Nope, you are completl right! A while (true) might slow down the system, but even that is not necessarily the case: I wrote a program to test this (based on the pseudocode in the readme) and my system is totally usable, with basically zero lag! This is the power of a well-written operating system that includes a mysterious concept called priorities. There is actually no discernable different when running the program (other than battery use and temperature going up). In fact, I am running that program as I right this because the difference is so negligable.

program: https://paste.sr.ht/~pitust/47dc80ff09243b4bf41a08ae9434a32c...

> In terms of security, this would make denial of service attacks against such systems trivial

Denial of service attacks where you have access to the target system are not super hard to mount AFAIK.

1 comments

But understand that modern CPUs have hyperthreading, meaning more than one independent thread of execution. A while(true) on one doesn't affect the other(s). So you won't notice much - other apps keep running.

Not because it isn't a resource disaster.

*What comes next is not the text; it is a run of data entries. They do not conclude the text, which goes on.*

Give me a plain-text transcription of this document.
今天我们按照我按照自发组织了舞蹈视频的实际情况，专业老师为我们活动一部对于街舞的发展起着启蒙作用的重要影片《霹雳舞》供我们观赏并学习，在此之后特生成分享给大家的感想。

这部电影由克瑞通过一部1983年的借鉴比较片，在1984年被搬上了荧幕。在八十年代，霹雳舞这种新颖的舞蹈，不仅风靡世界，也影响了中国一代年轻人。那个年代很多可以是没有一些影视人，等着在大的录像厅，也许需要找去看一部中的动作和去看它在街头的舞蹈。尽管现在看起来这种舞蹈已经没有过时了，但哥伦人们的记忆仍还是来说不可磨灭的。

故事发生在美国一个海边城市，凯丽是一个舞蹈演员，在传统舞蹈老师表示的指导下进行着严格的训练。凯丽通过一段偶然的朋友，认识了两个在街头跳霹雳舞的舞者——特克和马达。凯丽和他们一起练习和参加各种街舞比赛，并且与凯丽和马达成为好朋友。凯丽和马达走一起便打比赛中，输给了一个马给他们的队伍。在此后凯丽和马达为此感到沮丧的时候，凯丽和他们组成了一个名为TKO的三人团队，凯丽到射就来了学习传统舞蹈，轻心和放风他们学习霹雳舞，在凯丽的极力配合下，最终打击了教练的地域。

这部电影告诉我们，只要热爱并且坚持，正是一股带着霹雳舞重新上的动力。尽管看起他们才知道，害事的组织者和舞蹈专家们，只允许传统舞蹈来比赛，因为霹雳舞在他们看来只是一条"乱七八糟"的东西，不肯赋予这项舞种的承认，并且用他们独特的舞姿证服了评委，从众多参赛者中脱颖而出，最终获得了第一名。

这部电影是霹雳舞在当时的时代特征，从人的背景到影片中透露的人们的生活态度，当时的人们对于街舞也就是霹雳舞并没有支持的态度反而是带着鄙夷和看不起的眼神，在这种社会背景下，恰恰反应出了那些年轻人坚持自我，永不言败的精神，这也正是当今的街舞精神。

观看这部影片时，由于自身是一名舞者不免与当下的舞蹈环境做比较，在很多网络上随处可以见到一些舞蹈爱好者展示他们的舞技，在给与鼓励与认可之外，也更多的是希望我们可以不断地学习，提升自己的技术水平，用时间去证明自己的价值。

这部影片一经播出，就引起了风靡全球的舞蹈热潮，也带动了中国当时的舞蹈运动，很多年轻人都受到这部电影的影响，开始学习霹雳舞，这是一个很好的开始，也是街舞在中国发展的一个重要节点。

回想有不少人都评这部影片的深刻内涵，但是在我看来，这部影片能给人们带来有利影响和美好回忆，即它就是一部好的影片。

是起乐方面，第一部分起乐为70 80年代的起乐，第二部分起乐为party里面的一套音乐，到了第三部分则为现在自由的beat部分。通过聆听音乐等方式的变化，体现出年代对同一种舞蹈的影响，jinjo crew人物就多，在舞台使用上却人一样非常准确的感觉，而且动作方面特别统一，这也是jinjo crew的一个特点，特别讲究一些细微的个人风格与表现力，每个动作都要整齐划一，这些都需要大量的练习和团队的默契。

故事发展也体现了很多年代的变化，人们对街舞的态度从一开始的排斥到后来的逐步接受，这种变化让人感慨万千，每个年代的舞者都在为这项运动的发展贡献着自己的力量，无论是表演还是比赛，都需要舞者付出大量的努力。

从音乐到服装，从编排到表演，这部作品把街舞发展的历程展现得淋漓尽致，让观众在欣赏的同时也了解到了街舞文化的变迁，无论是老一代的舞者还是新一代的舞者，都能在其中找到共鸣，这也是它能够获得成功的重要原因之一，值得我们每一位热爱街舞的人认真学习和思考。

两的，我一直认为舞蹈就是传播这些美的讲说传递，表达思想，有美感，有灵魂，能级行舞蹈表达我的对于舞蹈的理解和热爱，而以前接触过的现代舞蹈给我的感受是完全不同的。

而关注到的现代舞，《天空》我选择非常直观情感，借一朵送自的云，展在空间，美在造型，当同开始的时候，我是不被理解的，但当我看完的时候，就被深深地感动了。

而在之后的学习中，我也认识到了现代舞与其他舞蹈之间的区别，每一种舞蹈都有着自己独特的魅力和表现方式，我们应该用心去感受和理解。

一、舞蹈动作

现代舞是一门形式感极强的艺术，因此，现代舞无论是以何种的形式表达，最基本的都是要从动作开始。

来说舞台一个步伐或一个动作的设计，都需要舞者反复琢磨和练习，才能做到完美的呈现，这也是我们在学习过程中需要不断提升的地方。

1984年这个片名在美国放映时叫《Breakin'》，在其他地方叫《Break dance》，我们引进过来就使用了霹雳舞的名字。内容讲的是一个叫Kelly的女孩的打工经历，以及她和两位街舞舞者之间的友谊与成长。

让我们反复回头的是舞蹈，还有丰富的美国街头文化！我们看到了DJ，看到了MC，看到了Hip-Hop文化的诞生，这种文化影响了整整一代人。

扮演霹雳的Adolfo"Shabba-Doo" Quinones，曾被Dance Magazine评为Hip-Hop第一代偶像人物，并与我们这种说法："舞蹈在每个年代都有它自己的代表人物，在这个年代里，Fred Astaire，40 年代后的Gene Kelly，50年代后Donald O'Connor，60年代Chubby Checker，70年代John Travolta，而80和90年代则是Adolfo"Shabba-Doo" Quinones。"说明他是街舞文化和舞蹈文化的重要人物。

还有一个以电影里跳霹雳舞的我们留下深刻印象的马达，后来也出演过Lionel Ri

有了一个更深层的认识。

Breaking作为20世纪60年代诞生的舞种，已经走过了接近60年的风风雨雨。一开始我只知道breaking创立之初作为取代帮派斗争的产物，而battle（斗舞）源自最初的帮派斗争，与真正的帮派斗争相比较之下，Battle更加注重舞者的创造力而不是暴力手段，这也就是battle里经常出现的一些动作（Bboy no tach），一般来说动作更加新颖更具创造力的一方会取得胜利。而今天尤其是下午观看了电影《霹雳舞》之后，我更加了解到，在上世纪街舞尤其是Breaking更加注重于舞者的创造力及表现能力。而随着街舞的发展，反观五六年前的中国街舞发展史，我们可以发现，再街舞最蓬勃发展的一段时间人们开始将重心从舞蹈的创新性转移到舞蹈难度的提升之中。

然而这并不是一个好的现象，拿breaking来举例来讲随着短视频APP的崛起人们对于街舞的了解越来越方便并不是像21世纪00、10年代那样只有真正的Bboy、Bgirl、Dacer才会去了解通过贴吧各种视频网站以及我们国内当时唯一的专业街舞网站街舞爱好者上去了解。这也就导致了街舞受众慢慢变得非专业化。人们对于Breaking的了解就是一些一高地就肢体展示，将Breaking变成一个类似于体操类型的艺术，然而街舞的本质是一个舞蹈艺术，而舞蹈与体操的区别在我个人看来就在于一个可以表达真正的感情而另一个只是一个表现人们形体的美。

But because unless you measure something, you might not notice.

Oh! You did measure something. Battery use and temp. There you go. It's a disaster. Some kind of management of such irresponsible threads is definitely a good idea.

> But understand that modern CPUs have hyperthreading, meaning more than one independent thread of execution. I know. But spinning up threads in an infinite loop is going to get code running on all threads (and indeed, that can be confirmed on `htop`). Also, not all CPUs have hyperthreading: the apple M1 chip (which is indeed my CPU) does not have support for that.

> Oh! You did measure something. Battery use and temp. So I didn't do any scientific measurements, but the temperature difference doesn't seem to be very significant.

> It's a disaster. But cooperative scheduling isn't any better. In fact, it's even worse! Since if an app doesn't yield (and let's face it, no app is perfect), you can easily get a deadlock. Developing for such a system without a VM sounds like a nightmare too to be honest.

> Some kind of management of such irresponsible threads is definitely a good idea. What kind of managment do you propose? I mean, if there is nothing else running on the system, it's probably okay to just let them keep running (it's not like they are harming anything except battery life, and you might want something that can max all cpu cores, like if you are running a compilation or a video game).